I haven't ever experienced miscarriage myself, but have had my heart broken with some dear friends because of their miscarriages and fertility issues. I know it is so hard. What a blessing that you're now on #4 baby!!!
Have a great weekend!
Posted by: Kresta | March 01, 2008 at 05:47 AM
Wow, lovely layout. Having been through my own struggle, I believe that the infertile journey makes us so much stronger, as a person, a couple and even as a parent. Not that I thought all that while I was going through it...
How exciting that Baby #4 should be here soon!
Posted by: Laura | March 01, 2008 at 08:38 AM
I love your layout. The journaling is so heartfelt and honest. Thank you for being open and vulnerable!
Can't wait for the newest grab bag!
Praying for you and for a wonderful birth!
Heather
Posted by: Heather | March 01, 2008 at 09:07 AM
Your journaling is wonderful and I love your heart and faith. Blessings to you today, Janet!
Posted by: Kara | March 01, 2008 at 04:57 PM
While I have never experienced the loss of a baby, I still felt your journaling to the core of my heart! WOW what a powerful layout, thank you for sharing it. :)

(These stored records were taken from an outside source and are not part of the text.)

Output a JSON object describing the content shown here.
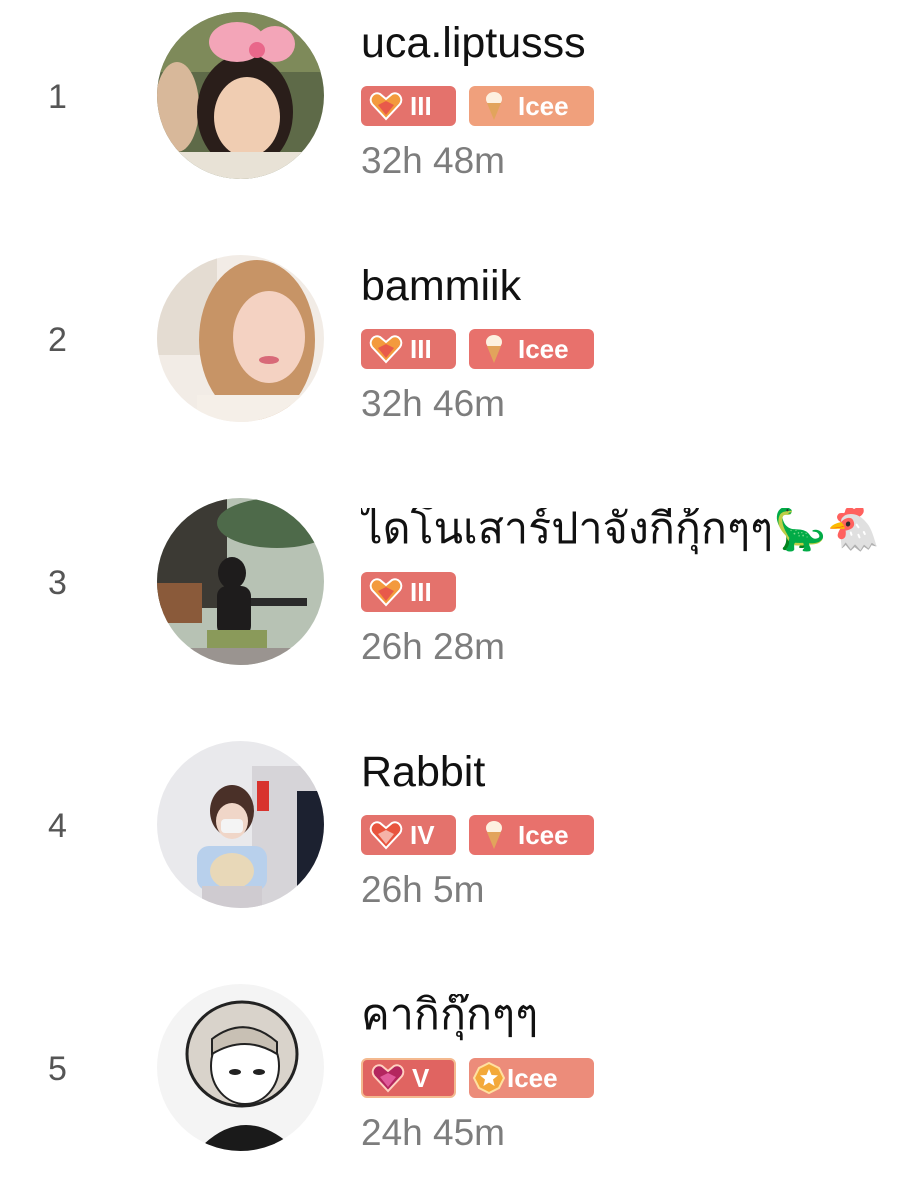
{
  "leaderboard": [
    {
      "rank": "1",
      "name": "uca.liptusss",
      "level_badge": "III",
      "fan_badge": "Icee",
      "watch_time": "32h 48m"
    },
    {
      "rank": "2",
      "name": "bammiik",
      "level_badge": "III",
      "fan_badge": "Icee",
      "watch_time": "32h 46m"
    },
    {
      "rank": "3",
      "name": "ไดโนเสาร์ปาจังกี้กุ้กๆๆ🦕🐔",
      "level_badge": "III",
      "watch_time": "26h 28m"
    },
    {
      "rank": "4",
      "name": "Rabbit",
      "level_badge": "IV",
      "fan_badge": "Icee",
      "watch_time": "26h 5m"
    },
    {
      "rank": "5",
      "name": "คากิกุ๊กๆๆ",
      "level_badge": "V",
      "fan_badge": "Icee",
      "watch_time": "24h 45m"
    }
  ],
  "icons": {
    "level": "heart-gem-icon",
    "fan": "ice-cream-icon",
    "fan_top": "star-medal-icon"
  },
  "colors": {
    "level_badge": "#e4726c",
    "fan_badge": "#e8716c",
    "fan_badge_peach": "#f0a07c",
    "time_text": "#7d7d7d",
    "rank_text": "#555555"
  }
}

Posted by: Brooke - in Oregon | March 01, 2008 at 05:03 PM
Congrats on your new baby, so exciting! Life is good. =) This LO is gorgeous! Your candor is refreshing and inspiring. My understanding of God is the most exhilarating paradox I've come across in life: the more I find out that I don't understand about Him, the more in awe I stand at the depth and breadth of all that He is. I suppose that makes no sense at all, but somehow it rests well with me. God Bless you and your family!